The cybersecurity community has watched the rise of businesses that take money to do inappropriate things for years. Now new expositions by inteligence and security professionals at Google and seasoned journalists at Reuters shed new light on how this activity has evolved.
From Reuters:
Bodyguard Carlo Pacileo was under mounting pressure. His boss, a direct sales entrepreneur named Ryan Blair, wanted compromising material against a business rival amid a flurry of lawsuits, Pacileo said. Nothing was turning up. So he turned to a Silicon Valley detective he knew from his days in Afghanistan with the U.S. mercenary firm Blackwater. Nathan Moser, a former North Carolina sheriff’s deputy, arrived days later at Pacileo’s Hollywood apartment with a duffel bag full of surveillance equipment. Moser showed Pacileo several gadgets, including Israeli-made listening devices that could be hidden in ceilings or behind television sets. One particular service stood out: Moser said he knew an Indian hacker who could break into emails. “My ears perked up,” Pacileo told Reuters recently. “I didn’t know you could do that type of stuff.” Moser, who confirmed Pacileo’s account, got the job and a $10,000 per month retainer. He went to work for Blair’s company, diet shake distributor ViSalus, as it filed a series of lawsuits against sellers who had jumped ship to go with a competitor named Ocean Avenue.

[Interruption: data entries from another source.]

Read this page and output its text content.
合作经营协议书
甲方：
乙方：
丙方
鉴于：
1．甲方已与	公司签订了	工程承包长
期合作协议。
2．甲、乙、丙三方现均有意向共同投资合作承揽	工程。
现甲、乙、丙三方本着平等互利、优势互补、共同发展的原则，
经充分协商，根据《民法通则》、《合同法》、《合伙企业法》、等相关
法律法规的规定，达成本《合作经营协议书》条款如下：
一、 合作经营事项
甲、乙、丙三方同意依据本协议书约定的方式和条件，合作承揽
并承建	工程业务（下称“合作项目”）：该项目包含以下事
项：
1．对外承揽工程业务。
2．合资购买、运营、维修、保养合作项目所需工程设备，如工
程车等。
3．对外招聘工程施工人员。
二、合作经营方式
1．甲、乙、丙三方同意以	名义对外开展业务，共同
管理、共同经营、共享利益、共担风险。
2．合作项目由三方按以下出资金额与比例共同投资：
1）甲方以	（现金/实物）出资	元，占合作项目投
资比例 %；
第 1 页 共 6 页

Starting around February 2013, the Indian hacker – a young computer security expert named Sumit Gupta – broke into the email accounts of Ocean Avenue executives, sending screenshots and passwords back to his ViSalus handlers on the West Coast.
Read the full special report of How mercenary hackers sway litigation battles.
From Google:
TAG has observed Indian hack-for-hire firms work with third party private investigative services — intermediaries that reach out for services when a client requires them — and provide data exfiltrated from a successful operation. This is detailed in depth in today’s Reuters investigation into the Indian hack-for-hire ecosystem. We have also observed Indian hack-for-hire firms work with freelance actors not directly employed by the firms themselves.
The breadth of targets in hack-for-hire campaigns stands in contrast to many government-backed operations, which often have a clearer delineation of mission and targets. A recent campaign from an Indian hack-for-hire operator was observed targeting an IT company in Cyprus, an education institution in Nigeria, a fintech company in the Balkans and a shopping company in Israel.